Sunday, April 26, 2009

Lisp, According to Me

Many other people have talked about Lisp at far greater length and in far more depth than I can. I therefore begin by assuming the reader has at least passing familiarity with Lisp and the oceans of ink spilled in its name.

My Road to Lisp

I started learning Lisp in high school, with (Gambit) Scheme, after being inspired by Steve Yegge's Tour de babel. I read On Lisp and wrote reams of Scheme to implement all sorts of fun things (looking through my old stuff, it seems I managed to generate more than 7 kLOC of Scheme during grade 12). Eventually, however, I realized that I was merely writing libraries, and not actually doing anything with them. This, along with a certain sense of curiosity, led to me taking up Common Lisp.

While I appreciate the conceptual purity of Scheme, I also find complex, powerful systems to be deeply intriguing (more on this in my upcoming post on Perl), so I immediately fell in love with CL. The sheer number of things you can do with it, even beyond macros...CLOS (probably my favourite object system), its unique (AFAIK, but I'm sure I'll be corrected if mistaken) and incredibly system of restarts and exceptions, ASDF, optional type tags...I could go on for ages. As Steve Yegge put it (albeit in a manner not meant to be flattering to CL):

  • Scheme is an exotic sports car. Fast. Manual transmission. No radio.
  • Common Lisp is Howl's Moving Castle.
While it's true that Common Lisp may not be exactly elegant...which would you rather have, a sports car, or a gigantic, semi-sentient, ambulatory castle with magic powers? I rest my case.

I have used Clojure a little bit, but mostly as a means of learning my way around Java without actually having to learn Java. Quite pleasant, and very nice to see a Lisp dialect that doesn't shackle itself to the legacy of the crufty CL standard, nor to the extreme minimalism of Scheme.

That being said, my language of choice eventually shifted from (Common) Lisp to Factor. I found that pretty much anything I could do in CL I could do at least as easily in Factor, but in a much cleaner manner, in a much more tightly-knit community, and crucially, I could see the evolution of the language over time: Unlike Common Lisp, which has been basically unchanged for longer than I've been alive, Factor is still growing and evolving, and knowing I can (and have, in some small way, I may flatter myself to think) help shape the future direction of the language is a powerful incentive.
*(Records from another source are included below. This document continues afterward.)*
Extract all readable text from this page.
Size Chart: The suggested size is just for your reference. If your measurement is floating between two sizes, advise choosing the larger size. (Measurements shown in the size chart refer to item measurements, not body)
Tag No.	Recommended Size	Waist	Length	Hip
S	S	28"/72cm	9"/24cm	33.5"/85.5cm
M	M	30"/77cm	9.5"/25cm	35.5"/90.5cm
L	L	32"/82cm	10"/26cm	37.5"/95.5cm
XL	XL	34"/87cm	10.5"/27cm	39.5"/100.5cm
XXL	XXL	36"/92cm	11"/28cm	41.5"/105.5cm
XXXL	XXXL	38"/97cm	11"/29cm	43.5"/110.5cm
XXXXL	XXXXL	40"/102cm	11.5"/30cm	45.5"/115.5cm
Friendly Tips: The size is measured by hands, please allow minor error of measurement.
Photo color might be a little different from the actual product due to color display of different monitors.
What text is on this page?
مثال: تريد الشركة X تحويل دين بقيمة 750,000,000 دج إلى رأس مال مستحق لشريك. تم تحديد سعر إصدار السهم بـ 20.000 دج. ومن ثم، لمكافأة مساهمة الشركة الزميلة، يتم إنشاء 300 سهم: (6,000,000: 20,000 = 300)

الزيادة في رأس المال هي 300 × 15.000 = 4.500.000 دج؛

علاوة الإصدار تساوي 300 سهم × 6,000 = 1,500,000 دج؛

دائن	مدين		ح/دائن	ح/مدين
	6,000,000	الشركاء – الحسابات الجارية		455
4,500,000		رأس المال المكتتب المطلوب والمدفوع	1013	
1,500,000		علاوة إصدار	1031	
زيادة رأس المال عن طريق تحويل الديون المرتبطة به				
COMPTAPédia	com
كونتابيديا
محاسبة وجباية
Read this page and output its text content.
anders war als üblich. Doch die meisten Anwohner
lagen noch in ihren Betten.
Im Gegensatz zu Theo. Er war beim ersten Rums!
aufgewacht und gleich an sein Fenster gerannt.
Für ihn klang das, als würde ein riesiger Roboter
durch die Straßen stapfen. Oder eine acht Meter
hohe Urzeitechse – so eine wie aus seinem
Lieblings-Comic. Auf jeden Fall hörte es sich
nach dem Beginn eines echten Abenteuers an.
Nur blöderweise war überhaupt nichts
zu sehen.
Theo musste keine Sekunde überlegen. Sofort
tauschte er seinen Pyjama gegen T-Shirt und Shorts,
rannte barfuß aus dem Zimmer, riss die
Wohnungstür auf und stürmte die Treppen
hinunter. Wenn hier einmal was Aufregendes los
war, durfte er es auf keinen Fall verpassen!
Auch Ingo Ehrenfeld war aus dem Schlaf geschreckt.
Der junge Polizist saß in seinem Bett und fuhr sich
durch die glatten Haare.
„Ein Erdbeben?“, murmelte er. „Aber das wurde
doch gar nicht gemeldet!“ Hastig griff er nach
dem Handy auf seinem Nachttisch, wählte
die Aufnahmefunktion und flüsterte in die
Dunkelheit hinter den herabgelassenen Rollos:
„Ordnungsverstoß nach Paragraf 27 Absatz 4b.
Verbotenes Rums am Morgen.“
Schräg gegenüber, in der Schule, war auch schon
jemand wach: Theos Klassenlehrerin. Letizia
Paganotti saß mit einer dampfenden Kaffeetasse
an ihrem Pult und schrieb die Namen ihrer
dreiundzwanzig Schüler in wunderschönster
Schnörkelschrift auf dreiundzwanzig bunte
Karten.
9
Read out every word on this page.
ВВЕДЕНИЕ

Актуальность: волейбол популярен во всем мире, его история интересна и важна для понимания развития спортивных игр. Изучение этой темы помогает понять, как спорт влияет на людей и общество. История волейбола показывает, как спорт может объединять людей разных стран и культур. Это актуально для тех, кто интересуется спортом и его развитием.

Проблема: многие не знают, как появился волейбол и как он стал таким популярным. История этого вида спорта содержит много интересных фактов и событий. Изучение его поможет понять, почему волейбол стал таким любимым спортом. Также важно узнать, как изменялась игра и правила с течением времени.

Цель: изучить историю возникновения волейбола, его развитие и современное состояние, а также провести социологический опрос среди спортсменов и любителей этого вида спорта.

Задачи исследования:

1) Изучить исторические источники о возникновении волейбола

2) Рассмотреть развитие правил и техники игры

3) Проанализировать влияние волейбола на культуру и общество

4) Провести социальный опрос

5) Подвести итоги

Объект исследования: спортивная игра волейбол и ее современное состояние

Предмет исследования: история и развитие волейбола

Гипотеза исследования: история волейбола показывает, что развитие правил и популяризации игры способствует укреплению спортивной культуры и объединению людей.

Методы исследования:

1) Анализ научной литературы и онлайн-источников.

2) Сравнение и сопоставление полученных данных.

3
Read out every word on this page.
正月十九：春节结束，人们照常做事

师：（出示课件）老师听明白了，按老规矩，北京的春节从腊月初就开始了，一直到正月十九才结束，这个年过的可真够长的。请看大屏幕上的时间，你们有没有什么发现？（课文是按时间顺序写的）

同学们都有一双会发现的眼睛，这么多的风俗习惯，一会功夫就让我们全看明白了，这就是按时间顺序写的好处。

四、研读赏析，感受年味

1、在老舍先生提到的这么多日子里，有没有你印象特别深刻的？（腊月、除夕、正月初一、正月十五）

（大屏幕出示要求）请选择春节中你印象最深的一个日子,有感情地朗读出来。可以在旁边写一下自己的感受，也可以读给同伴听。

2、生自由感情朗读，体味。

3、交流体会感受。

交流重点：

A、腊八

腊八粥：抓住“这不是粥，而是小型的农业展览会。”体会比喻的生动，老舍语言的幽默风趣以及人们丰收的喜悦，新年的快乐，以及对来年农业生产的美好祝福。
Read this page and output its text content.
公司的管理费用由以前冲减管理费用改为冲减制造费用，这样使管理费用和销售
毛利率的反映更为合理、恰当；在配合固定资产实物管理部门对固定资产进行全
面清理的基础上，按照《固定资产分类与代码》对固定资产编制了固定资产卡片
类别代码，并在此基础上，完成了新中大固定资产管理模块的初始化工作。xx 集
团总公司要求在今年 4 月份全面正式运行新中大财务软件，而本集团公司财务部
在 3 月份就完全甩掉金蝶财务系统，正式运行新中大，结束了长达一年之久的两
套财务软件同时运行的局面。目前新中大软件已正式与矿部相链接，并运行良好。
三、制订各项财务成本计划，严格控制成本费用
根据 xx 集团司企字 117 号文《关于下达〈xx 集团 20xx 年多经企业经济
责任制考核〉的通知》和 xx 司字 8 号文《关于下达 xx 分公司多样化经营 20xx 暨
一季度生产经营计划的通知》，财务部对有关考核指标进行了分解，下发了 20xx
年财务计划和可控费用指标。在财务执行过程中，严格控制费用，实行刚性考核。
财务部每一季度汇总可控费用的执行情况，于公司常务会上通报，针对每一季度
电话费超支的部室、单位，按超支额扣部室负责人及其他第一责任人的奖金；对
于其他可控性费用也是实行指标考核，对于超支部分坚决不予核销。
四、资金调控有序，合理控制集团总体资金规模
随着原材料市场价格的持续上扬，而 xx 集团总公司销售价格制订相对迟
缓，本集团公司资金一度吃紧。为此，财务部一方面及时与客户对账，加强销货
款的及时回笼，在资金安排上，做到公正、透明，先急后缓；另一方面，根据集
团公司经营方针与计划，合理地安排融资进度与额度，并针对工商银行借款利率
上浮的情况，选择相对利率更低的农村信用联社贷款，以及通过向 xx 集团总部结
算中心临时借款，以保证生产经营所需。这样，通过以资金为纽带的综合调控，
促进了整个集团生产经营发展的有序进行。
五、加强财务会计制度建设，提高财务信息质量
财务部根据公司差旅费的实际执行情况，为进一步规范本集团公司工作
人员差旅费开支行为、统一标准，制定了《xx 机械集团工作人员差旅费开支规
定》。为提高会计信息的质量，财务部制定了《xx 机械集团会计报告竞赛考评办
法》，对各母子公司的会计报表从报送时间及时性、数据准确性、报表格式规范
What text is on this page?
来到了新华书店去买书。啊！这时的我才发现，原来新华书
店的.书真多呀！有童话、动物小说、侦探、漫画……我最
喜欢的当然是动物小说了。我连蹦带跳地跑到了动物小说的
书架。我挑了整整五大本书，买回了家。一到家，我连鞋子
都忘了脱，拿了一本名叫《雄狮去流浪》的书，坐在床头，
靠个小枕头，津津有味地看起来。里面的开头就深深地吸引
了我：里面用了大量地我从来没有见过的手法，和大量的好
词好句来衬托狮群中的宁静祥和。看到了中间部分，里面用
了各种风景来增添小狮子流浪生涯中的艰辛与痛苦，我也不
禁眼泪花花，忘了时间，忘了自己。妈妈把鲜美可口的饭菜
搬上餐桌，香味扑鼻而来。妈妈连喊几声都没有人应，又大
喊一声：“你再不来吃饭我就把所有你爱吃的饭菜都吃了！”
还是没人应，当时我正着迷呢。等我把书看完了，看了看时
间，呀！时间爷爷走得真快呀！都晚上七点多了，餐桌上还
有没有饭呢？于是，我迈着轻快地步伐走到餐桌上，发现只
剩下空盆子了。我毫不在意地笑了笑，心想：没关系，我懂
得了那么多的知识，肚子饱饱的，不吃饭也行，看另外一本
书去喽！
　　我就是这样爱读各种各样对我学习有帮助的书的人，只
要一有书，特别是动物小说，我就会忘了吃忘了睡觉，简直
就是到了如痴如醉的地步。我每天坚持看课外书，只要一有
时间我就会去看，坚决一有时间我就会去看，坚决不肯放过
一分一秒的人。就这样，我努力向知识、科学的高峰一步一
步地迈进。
Well, that went off on a bit of a tangent (mayhaps I should do an entry of Factor?), so let me try to summarize my attitude towards Lisp. While I was once convinced that Lisp was the language, more experience with other languages has led me to begin to question that. It is indeed a very enjoyable language to program in, and macros are certainly the cat's pajama's, but I'm not sure if it's really that much better than some of the interesting newer languages on the scene, such as Haskell, Factor, et cetera. So...a very nice language, one that I had a long infatuation with, but not necessarily the end-all be-all of languages.